Trump’s fixation on the cost of basing American troops in South Korea has been more of a protracted issue. When the 9th Special Measures Agreement (SMA) was set to expire at the end of 2018, the White House used the opportunity to try to dramatically increase Seoul’s financial contributions to the non-personnel expenses of hosting the U.S. military. In negotiating the next SMA, the U.S. originally asked for South Korea to double their previous 960 billion won ($790 million) contribution. Only after the year-end deadline elapsed and with the Hanoi summit fast approaching did both sides reach a compromise. In early 2019 Seoul agreed to an 8% increase, but the deal only lasted through the end of the year rather than a few years down the line as was the standard in previous arrangements. Negotiations for the 11th SMA have proven to be even more contentious. Washington’s steeper ask has caused talks to drag on through early April. Even with a global pandemic and the furlough of 4,500 Korean contractors working on U.S. military facilities Washington remains unwilling to compromise.
Despite the ups and downs of the past few years, Korean support for the U.S. has been unwavering. Polling from the Chicago Council on Global Affairs and Pew show high, sustained favorability of the U.S. among Koreans throughout the past three years. These views come in spite of strong disapproval of key U.S. actions, such as the nearly 70% of Koreans opposed to paying more in SMA contributions, and swings in Trump’s approval rating, driven by his North Korea policy. The latest figures from Pew show Korean confidence in Trump rising from 17% when he first entered office to 44% by the spring of 2018, holding steady through last spring. Gallup Korea shows a similar trend, but polling from November indicates there has since been a drop in Trump’s favorability – a rise and fall coinciding with talks (or lack thereof) with Pyongyang.
For Moon, the public’s continued support for the U.S. despite disagreements on certain policy issues and with Trump has provided invaluable leeway in managing tumultuous relations with Washington. This support will also be crucial moving forward. Koreans have been able distinguish between the U.S. and Trump, but there are number of conceivable new developments which could give rise to anti-Americanism. Such a scenario would severely constrain Moon’s ability to work through tough spots with the U.S. and pursue his inter-Korean agenda for the remainder of his tenure.

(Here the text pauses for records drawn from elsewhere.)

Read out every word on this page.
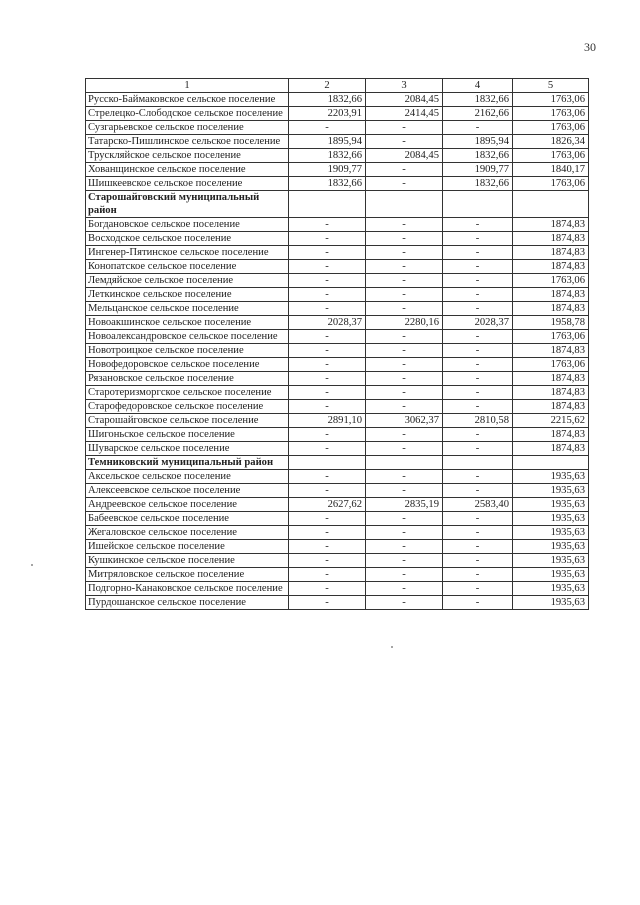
30
1	2	3	4	5
Русско-Баймаковское сельское поселение	1832,66	2084,45	1832,66	1763,06
Стрелецко-Слободское сельское поселение	2203,91	2414,45	2162,66	1763,06
Сузгарьевское сельское поселение	-	-	-	1763,06
Татарско-Пишлинское сельское поселение	1895,94	-	1895,94	1826,34
Трускляйское сельское поселение	1832,66	2084,45	1832,66	1763,06
Хованщинское сельское поселение	1909,77	-	1909,77	1840,17
Шишкеевское сельское поселение	1832,66	-	1832,66	1763,06
Старошайговский муниципальный район				
Богдановское сельское поселение	-	-	-	1874,83
Восходское сельское поселение	-	-	-	1874,83
Ингенер-Пятинское сельское поселение	-	-	-	1874,83
Конопатское сельское поселение	-	-	-	1874,83
Лемдяйское сельское поселение	-	-	-	1763,06
Леткинское сельское поселение	-	-	-	1874,83
Мельцанское сельское поселение	-	-	-	1874,83
Новоакшинское сельское поселение	2028,37	2280,16	2028,37	1958,78
Новоалександровское сельское поселение	-	-	-	1763,06
Новотроицкое сельское поселение	-	-	-	1874,83
Новофедоровское сельское поселение	-	-	-	1763,06
Рязановское сельское поселение	-	-	-	1874,83
Старотеризморгское сельское поселение	-	-	-	1874,83
Старофедоровское сельское поселение	-	-	-	1874,83
Старошайговское сельское поселение	2891,10	3062,37	2810,58	2215,62
Шигоньское сельское поселение	-	-	-	1874,83
Шуварское сельское поселение	-	-	-	1874,83
Темниковский муниципальный район				
Аксельское сельское поселение	-	-	-	1935,63
Алексеевское сельское поселение	-	-	-	1935,63
Андреевское сельское поселение	2627,62	2835,19	2583,40	1935,63
Бабеевское сельское поселение	-	-	-	1935,63
Жегаловское сельское поселение	-	-	-	1935,63
Ишейское сельское поселение	-	-	-	1935,63
Кушкинское сельское поселение	-	-	-	1935,63
Митряловское сельское поселение	-	-	-	1935,63
Подгорно-Канаковское сельское поселение	-	-	-	1935,63
Пурдошанское сельское поселение	-	-	-	1935,63
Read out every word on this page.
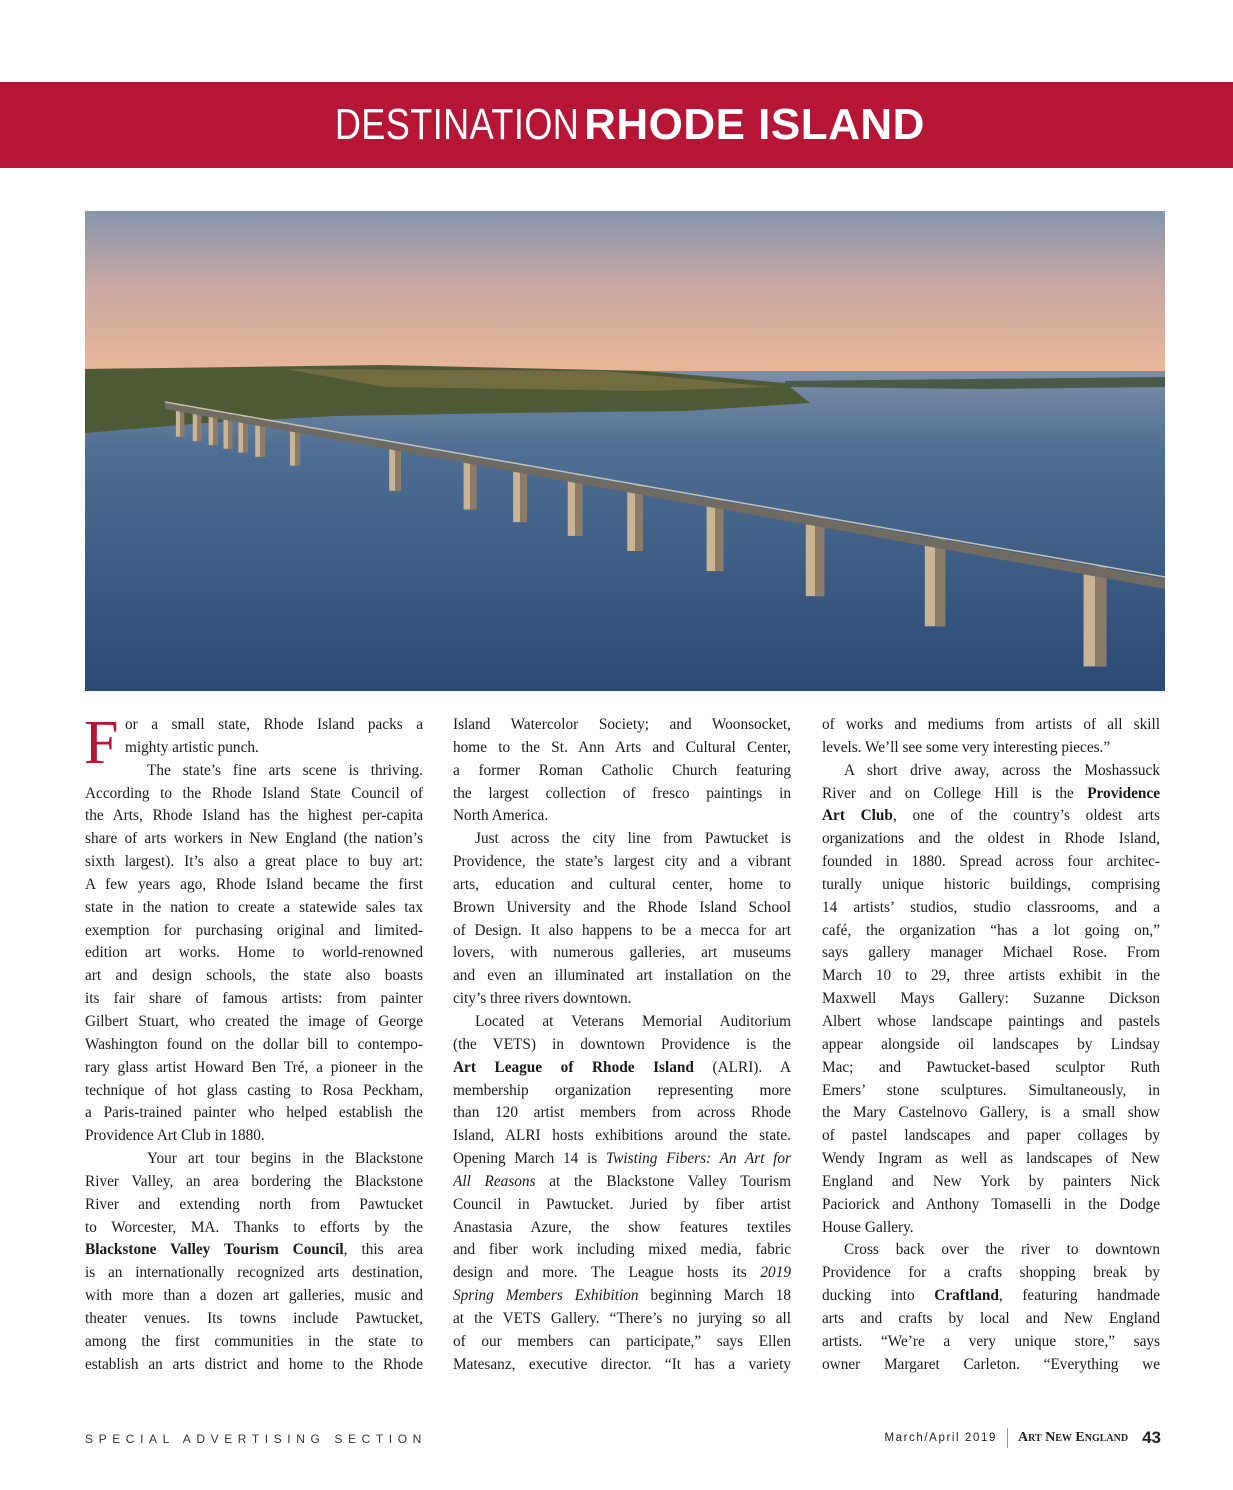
DESTINATION RHODE ISLAND
F or a small state, Rhode Island packs a
mighty artistic punch.
The state’s fine arts scene is thriving.
According to the Rhode Island State Council of
the Arts, Rhode Island has the highest per-capita
share of arts workers in New England (the nation’s
sixth largest). It’s also a great place to buy art:
A few years ago, Rhode Island became the first
state in the nation to create a statewide sales tax
exemption for purchasing original and limited-
edition art works. Home to world-renowned
art and design schools, the state also boasts
its fair share of famous artists: from painter
Gilbert Stuart, who created the image of George
Washington found on the dollar bill to contempo-
rary glass artist Howard Ben Tré, a pioneer in the
technique of hot glass casting to Rosa Peckham,
a Paris-trained painter who helped establish the
Providence Art Club in 1880.
Your art tour begins in the Blackstone
River Valley, an area bordering the Blackstone
River and extending north from Pawtucket
to Worcester, MA. Thanks to efforts by the
Blackstone Valley Tourism Council, this area
is an internationally recognized arts destination,
with more than a dozen art galleries, music and
theater venues. Its towns include Pawtucket,
among the first communities in the state to
establish an arts district and home to the Rhode
Island Watercolor Society; and Woonsocket,
home to the St. Ann Arts and Cultural Center,
a former Roman Catholic Church featuring
the largest collection of fresco paintings in
North America.
Just across the city line from Pawtucket is
Providence, the state’s largest city and a vibrant
arts, education and cultural center, home to
Brown University and the Rhode Island School
of Design. It also happens to be a mecca for art
lovers, with numerous galleries, art museums
and even an illuminated art installation on the
city’s three rivers downtown.
Located at Veterans Memorial Auditorium
(the VETS) in downtown Providence is the
Art League of Rhode Island (ALRI). A
membership organization representing more
than 120 artist members from across Rhode
Island, ALRI hosts exhibitions around the state.
Opening March 14 is Twisting Fibers: An Art for
All Reasons at the Blackstone Valley Tourism
Council in Pawtucket. Juried by fiber artist
Anastasia Azure, the show features textiles
and fiber work including mixed media, fabric
design and more. The League hosts its 2019
Spring Members Exhibition beginning March 18
at the VETS Gallery. “There’s no jurying so all
of our members can participate,” says Ellen
Matesanz, executive director. “It has a variety
of works and mediums from artists of all skill
levels. We’ll see some very interesting pieces.”
A short drive away, across the Moshassuck
River and on College Hill is the Providence
Art Club, one of the country’s oldest arts
organizations and the oldest in Rhode Island,
founded in 1880. Spread across four architec-
turally unique historic buildings, comprising
14 artists’ studios, studio classrooms, and a
café, the organization “has a lot going on,”
says gallery manager Michael Rose. From
March 10 to 29, three artists exhibit in the
Maxwell Mays Gallery: Suzanne Dickson
Albert whose landscape paintings and pastels
appear alongside oil landscapes by Lindsay
Mac; and Pawtucket-based sculptor Ruth
Emers’ stone sculptures. Simultaneously, in
the Mary Castelnovo Gallery, is a small show
of pastel landscapes and paper collages by
Wendy Ingram as well as landscapes of New
England and New York by painters Nick
Paciorick and Anthony Tomaselli in the Dodge
House Gallery.
Cross back over the river to downtown
Providence for a crafts shopping break by
ducking into Craftland, featuring handmade
arts and crafts by local and New England
artists. “We’re a very unique store,” says
owner Margaret Carleton. “Everything we
SPECIAL ADVERTISING SECTION	March/April 2019 Art New England 43
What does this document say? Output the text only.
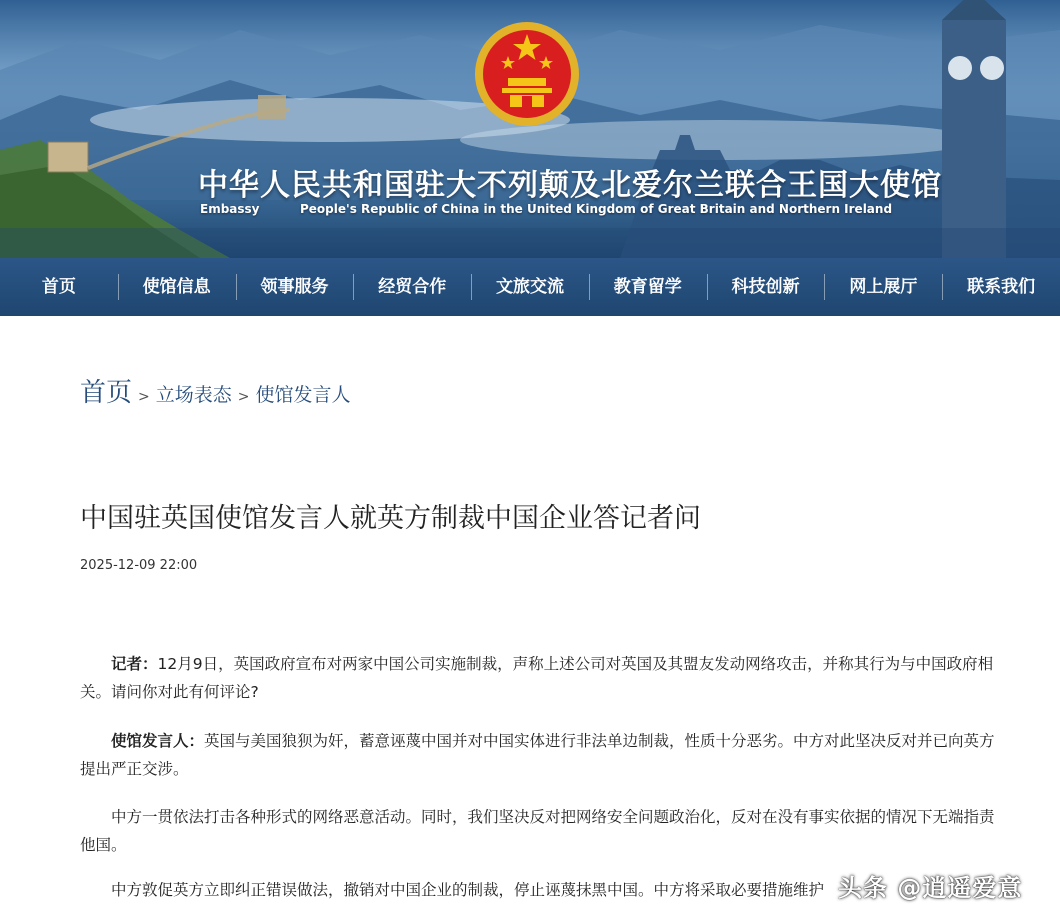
中华人民共和国驻大不列颠及北爱尔兰联合王国大使馆
Embassy	People's Republic of China in the United Kingdom of Great Britain and Northern Ireland
首页	使馆信息	领事服务	经贸合作	文旅交流	教育留学	科技创新	网上展厅	联系我们
首页 > 立场表态 > 使馆发言人
中国驻英国使馆发言人就英方制裁中国企业答记者问
2025-12-09 22:00

记者：12月9日，英国政府宣布对两家中国公司实施制裁，声称上述公司对英国及其盟友发动网络攻击，并称其行为与中国政府相关。请问你对此有何评论?

使馆发言人：英国与美国狼狈为奸，蓄意诬蔑中国并对中国实体进行非法单边制裁，性质十分恶劣。中方对此坚决反对并已向英方提出严正交涉。

中方一贯依法打击各种形式的网络恶意活动。同时，我们坚决反对把网络安全问题政治化，反对在没有事实依据的情况下无端指责他国。

中方敦促英方立即纠正错误做法，撤销对中国企业的制裁，停止诬蔑抹黑中国。中方将采取必要措施维护 头条 @逍遥爱意
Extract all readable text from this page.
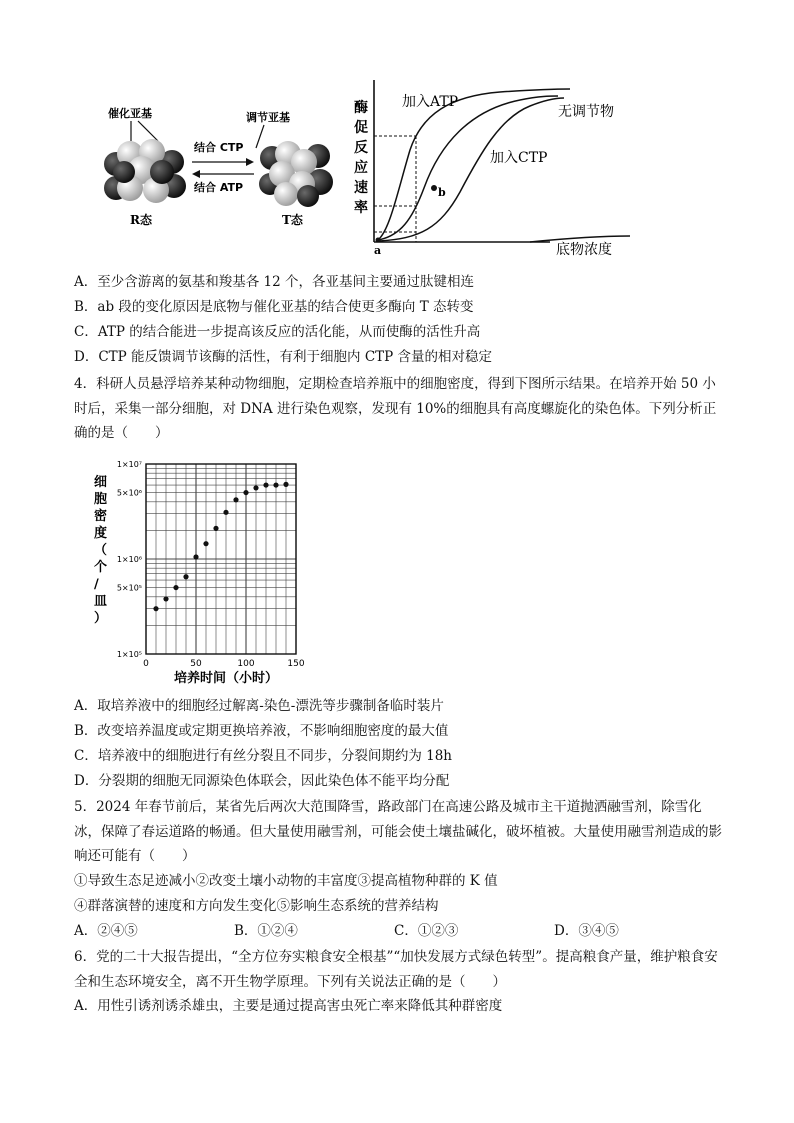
催化亚基	调节亚基
R态
结合 CTP
结合 ATP
T态
酶
促
反
应
速
率
a
b
加入ATP
无调节物
加入CTP
底物浓度
A．至少含游离的氨基和羧基各 12 个，各亚基间主要通过肽键相连
B．ab 段的变化原因是底物与催化亚基的结合使更多酶向 T 态转变
C．ATP 的结合能进一步提高该反应的活化能，从而使酶的活性升高
D．CTP 能反馈调节该酶的活性，有利于细胞内 CTP 含量的相对稳定
4．科研人员悬浮培养某种动物细胞，定期检查培养瓶中的细胞密度，得到下图所示结果。在培养开始 50 小时后，采集一部分细胞，对 DNA 进行染色观察，发现有 10%的细胞具有高度螺旋化的染色体。下列分析正确的是（　　）
1×10⁵
5×10⁵
1×10⁶
5×10⁶
1×10⁷
0	50	100	150
细
胞
密
度
（
个
/
皿
）
培养时间（小时）
A．取培养液中的细胞经过解离-染色-漂洗等步骤制备临时装片
B．改变培养温度或定期更换培养液，不影响细胞密度的最大值
C．培养液中的细胞进行有丝分裂且不同步，分裂间期约为 18h
D．分裂期的细胞无同源染色体联会，因此染色体不能平均分配
5．2024 年春节前后，某省先后两次大范围降雪，路政部门在高速公路及城市主干道抛洒融雪剂，除雪化冰，保障了春运道路的畅通。但大量使用融雪剂，可能会使土壤盐碱化，破坏植被。大量使用融雪剂造成的影响还可能有（　　）
①导致生态足迹减小②改变土壤小动物的丰富度③提高植物种群的 K 值
④群落演替的速度和方向发生变化⑤影响生态系统的营养结构
A．②④⑤	B．①②④	C．①②③	D．③④⑤
6．党的二十大报告提出，“全方位夯实粮食安全根基”“加快发展方式绿色转型”。提高粮食产量，维护粮食安全和生态环境安全，离不开生物学原理。下列有关说法正确的是（　　）
A．用性引诱剂诱杀雄虫，主要是通过提高害虫死亡率来降低其种群密度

Of course, just as important in looking ahead to the rest of Moon’s term is who will be sitting in the White House next January. Should Trump win re-election, it is not clear how he will approach North Korea, but he seems more likely than the current Democratic front-runner Joe Biden to take a softer line. The reverse seems true on the bilateral relationship, with Trump doubling down on his more hardnosed positions on economic and security issues.
Additionally, COVID-19 has thrown a wrench in the works across a number of policy areas, but could provide a window for cooperation with North Korea. Although the pandemic forced Moon to table a plan to send tourists to North Korea, recent letter exchanges between Trump and Kim as well as Moon and Kim regarding efforts to contain the virus are a positive development that could help lay the groundwork for renewed talks.
Amid so much uncertainty, it is difficult to see exactly what hurdles Moon will face on the path ahead with Washington. However, how Moon has adapted to the challenges so far suggests he is well suited to uphold the strength of the relationship and make the most of out of opportunities to engage with Pyongyang.